© JUNGE FREIHEIT Verlag GmbH & Co.  www.jungefreiheit.de  27/13 / 28. Juni 2013

CD: Gustav Mahler
Symphonische Einzelhappen
Jens Knorr

Er hat Gustav Mahlers neun Symphonien eingespielt, der Tradition des Begegnungskonzerts folgend jeweils gekoppelt mit komplementären Kompositionen. Er hat nach langem Zögern das Fragment der Zehnten und das „Lied von der Erde“ nachgereicht, und 2009 und 2011 hat Michael Gielen seinen interpretatorischen Nachlaß zu Lebzeiten mit den „Gesängen aus Des Knaben Wunderhorn“ vervollständigt, ohne „Es sungen drei Engel“, der als fünfter Satz in die Dritte Eingang fand, aber ergänzt durch den aus der Ersten ausgeschiedenen zweiten Satz, die „Blumine“.

Die Lieder sind – mit Mathias Hansen – zugleich Wegbereiter und Wegbegleiter der Symphonien Mahlers, aber durchaus auch tastende Versuche einer „musique informelle“, wie sie Adorno in seinem berühmten Vortrag von 1961 umrissen hat. Gielen interpretiert sie aus der Erfahrung der Symphonien heraus retrospektiv. Trotz dramaturgisch absichtsvoller Gruppierung formt er aus der Sammlung keinen Zyklus, sondern mehr oder weniger leicht konsumierbare symphonische Einzelhappen. Die allerdings sind in sich durchformt, ohne Jugendstilschwüle und Schmierenexpressivität, in Tempi, die auch schon einmal an den gehobenen Zeigefinger des Musikpädagogen gemahnen. Doch so schön wie hier, und nicht nur in der „Blumine“, hört man die Trompeten selten blasen.

In den Liedern erkundet Mahler das Verhältnis zwischen Laut und Klang, zwischen Vokalem und Instrumentalem. Darum steht und fällt diese wie jede Aufnahme mit den Sängern. Die Besetzung mit Bariton und Sopran ist tradiert, die von Mahler vorgeschlagene Aufteilung der Parts in den Rollenliedern auch dort strikt eingehalten, wo sie den Hörer vom Kern des Liedes eher weg- denn zu ihm hinführt, namentlich in „Wo die schönen Trompeten blasen“. Überraschend, daß Gielen „Rheinlegendchen“ und „Des Antonius zu Padua Fischpredigt“ nicht von dem Sopran, sondern von dem Bariton singen läßt, zumal von diesem.
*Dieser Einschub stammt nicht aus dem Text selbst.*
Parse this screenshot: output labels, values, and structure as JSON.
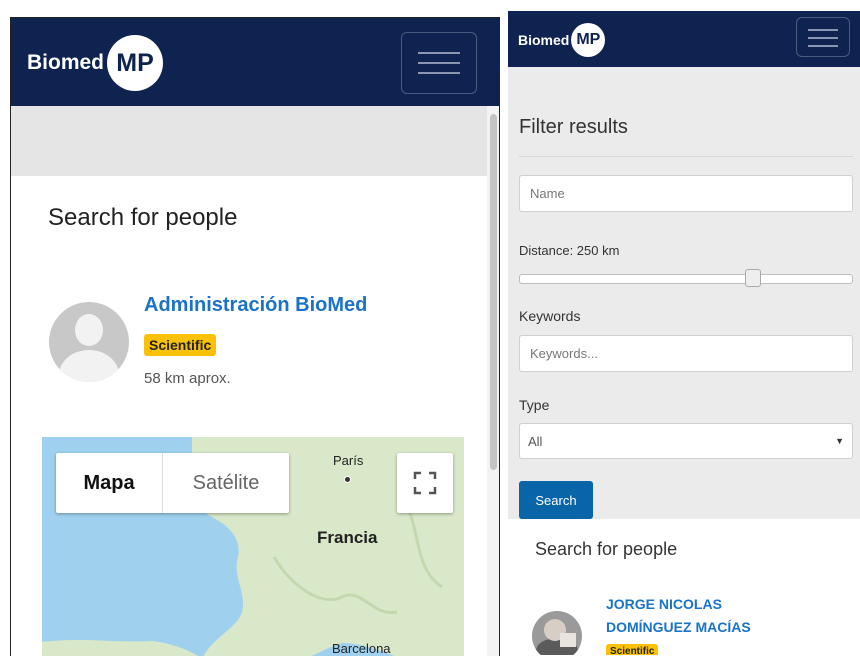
{
  "left": {
    "brand": "Biomed",
    "brand_logo": "MP",
    "menu_icon": "hamburger-icon",
    "section_title": "Search for people",
    "result": {
      "name": "Administración BioMed",
      "badge": "Scientific",
      "distance": "58 km aprox."
    },
    "map": {
      "tab_map": "Mapa",
      "tab_satellite": "Satélite",
      "fullscreen_icon": "fullscreen-icon",
      "labels": {
        "paris": "París",
        "france": "Francia",
        "barcelona": "Barcelona"
      }
    }
  },
  "right": {
    "brand": "Biomed",
    "brand_logo": "MP",
    "menu_icon": "hamburger-icon",
    "filter": {
      "title": "Filter results",
      "name_placeholder": "Name",
      "distance_label": "Distance: 250 km",
      "distance_slider_fraction": 0.71,
      "keywords_label": "Keywords",
      "keywords_placeholder": "Keywords...",
      "type_label": "Type",
      "type_value": "All",
      "search_button": "Search"
    },
    "section_title": "Search for people",
    "result": {
      "name_line1": "JORGE NICOLAS",
      "name_line2": "DOMÍNGUEZ MACÍAS",
      "badge": "Scientific"
    }
  },
  "colors": {
    "navbar": "#0e2350",
    "link": "#1a73c8",
    "badge": "#f9c208",
    "search_button": "#0a64a8",
    "filter_bg": "#ebebeb",
    "map_water": "#9fd1ee",
    "map_land": "#d9e8c8"
  }
}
Hanno Müller-Brachmann scheint zur Zeit der Aufnahmen nicht in bester stimmlicher Verfassung gewesen zu sein: In das Jahr 2011 fiel sein Bruch mit der Berliner Staatsoper unter ihrem neuen Intendanten Flimm. Müller-Brachmann läßt hinterhalsige, ausgetrocknete, in Lagen über dem Passaggio weit aufgerissene Töne hören, die sich keinesfalls aus dem Wahrheitsanspruch des Komponisten an die Interpreten, vom Dirigenten rigoros eingefordert, begründen lassen. Und falls rhetorisches Grimmassieren auf das Grotesk-Komische der Lieder abgezielt haben sollte, so verfehlt es das zu Interpretierende und trifft als Querschläger den Interpreten.
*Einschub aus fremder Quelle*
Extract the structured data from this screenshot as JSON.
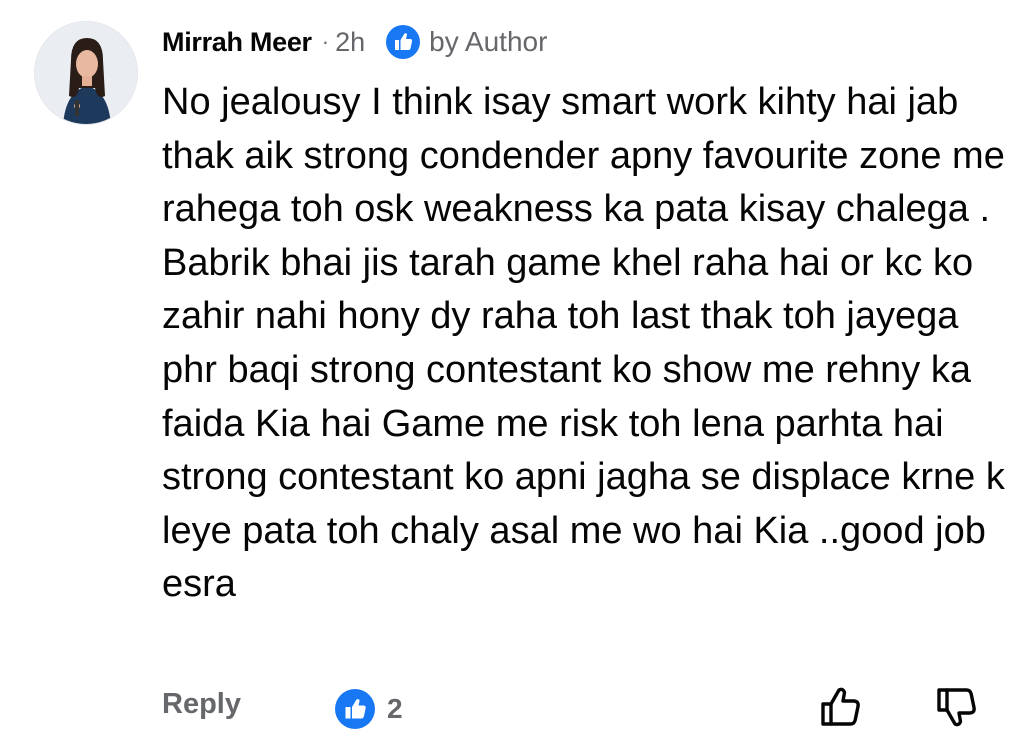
{
  "comment": {
    "author": "Mirrah Meer",
    "separator": "·",
    "time": "2h",
    "badge_label": "by Author",
    "text": "No jealousy I think isay smart work kihty hai jab thak aik strong condender apny favourite zone me rahega toh osk weakness ka pata kisay chalega . Babrik bhai jis tarah game khel raha hai or kc ko zahir nahi hony dy raha toh last thak toh jayega phr baqi strong contestant ko show me rehny ka faida Kia hai Game me risk toh lena parhta hai strong contestant ko apni jagha se displace krne k leye pata toh chaly asal me wo hai Kia ..good job esra",
    "reply_label": "Reply",
    "reaction": {
      "icon": "like-reaction-icon",
      "count": "2"
    },
    "actions": {
      "like_icon": "thumbs-up-outline-icon",
      "dislike_icon": "thumbs-down-outline-icon"
    }
  },
  "colors": {
    "text_primary": "#050505",
    "text_secondary": "#65676b",
    "brand_blue": "#1877f2",
    "background": "#ffffff"
  }
}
Christiane Iven verfügt über all das, worum Müller-Brachmann kämpfen muß, zuvorderst eine technisch kontrollierte Stimme, schlanke Tongebung mit nicht immer ganz kontrolliertem Vibrato. Mit Leichtigkeit verwandelt sie Ton in Ausdruck und Ausdruck in Ton, und wenn sie Urlicht singt, dann verwandelt sie Laut in Klang.

So steht die Aufnahme, was die instrumentalen Qualitäten betrifft, ganz und steht und fällt, was die vokalen Qualitäten betrifft, zu halben. Aber der Durchbruch im Blumenstück, Bezugspunkt allen Geschehens, versöhnt mit allen und allem.